From all projects Departments, Products and Engineering She spends by far the most On artificial intelligence technology. Doing this effectively generates significant value – developers can complete certain tasks up to 50% faster using generative AI. According to Mackenzie.
But this isn’t as easy as just spending money on AI and hoping for the best. Companies need to understand how much to budget for AI tools, how to weigh the benefits of AI against new employees, and how to ensure their training is on point. a Recent study Found that too from Using AI tools is a critical business decision, as less experienced developers get much more benefits from AI than experienced developers.
Not making these calculations can lead to lackluster initiatives, wasted budget, and even the loss of employees.
At Waydev, we’ve spent the past year experimenting with how best to use generative AI in our software development processes, developing AI products, and measuring the success of AI tools in software teams. Here’s what we’ve learned about how organizations can prepare to seriously invest in AI in software development.
Conduct a proof of concept
Many of today’s emerging AI tools for engineering teams are based on brand new technology, so you’ll need to do a lot of integration, onboarding, and training work in-house.

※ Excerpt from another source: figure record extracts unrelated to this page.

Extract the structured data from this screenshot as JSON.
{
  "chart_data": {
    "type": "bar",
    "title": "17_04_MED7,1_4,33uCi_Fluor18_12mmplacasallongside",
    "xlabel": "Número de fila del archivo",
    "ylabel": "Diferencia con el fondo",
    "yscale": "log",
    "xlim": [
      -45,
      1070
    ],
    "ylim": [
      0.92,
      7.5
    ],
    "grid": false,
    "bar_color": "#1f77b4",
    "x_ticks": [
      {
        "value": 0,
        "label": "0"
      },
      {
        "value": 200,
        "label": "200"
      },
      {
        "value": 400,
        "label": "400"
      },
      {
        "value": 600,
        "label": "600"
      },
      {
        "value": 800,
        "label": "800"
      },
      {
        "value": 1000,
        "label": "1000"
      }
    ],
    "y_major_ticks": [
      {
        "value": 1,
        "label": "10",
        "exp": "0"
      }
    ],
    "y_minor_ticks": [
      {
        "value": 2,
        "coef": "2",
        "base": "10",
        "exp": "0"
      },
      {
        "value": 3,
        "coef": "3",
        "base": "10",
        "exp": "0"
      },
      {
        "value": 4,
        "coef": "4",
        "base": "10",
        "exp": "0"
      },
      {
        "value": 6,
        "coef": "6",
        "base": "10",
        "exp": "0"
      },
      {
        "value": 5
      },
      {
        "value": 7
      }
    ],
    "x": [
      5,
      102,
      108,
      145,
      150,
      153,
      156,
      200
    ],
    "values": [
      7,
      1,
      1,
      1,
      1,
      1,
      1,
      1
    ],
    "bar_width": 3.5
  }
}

When your IT manager decides whether to spend your budget on more employees or AI development tools, you first need to conduct a proof of concept. Our enterprise customers adding AI tools to their engineering teams conduct proof-of-concept to determine if AI generates tangible value – and how much. This step is important not only in justifying the budget allocation but also in promoting buy-in across the team.
The first step is to identify what you want to improve within the engineering team. Is it code security, speed, or developer comfort? Then use an Engineering Management Platform (EMP) or Software Engineering Intelligence Platform (SEIP) to track whether your adoption of AI is moving the needle on those variables. Metrics can vary: You might track speed using cycle time, sprint time, or planned-to-executed ratio. Have the number of failures or accidents decreased? Has the developer experience been improved? Always include value tracking metrics to ensure standards do not drop.
Make sure you are evaluating results across a variety of tasks. Don’t limit proof of concept to a specific coding phase or project; Use it across various functions to see how AI tools perform best under different scenarios and with programmers with different skills and job roles.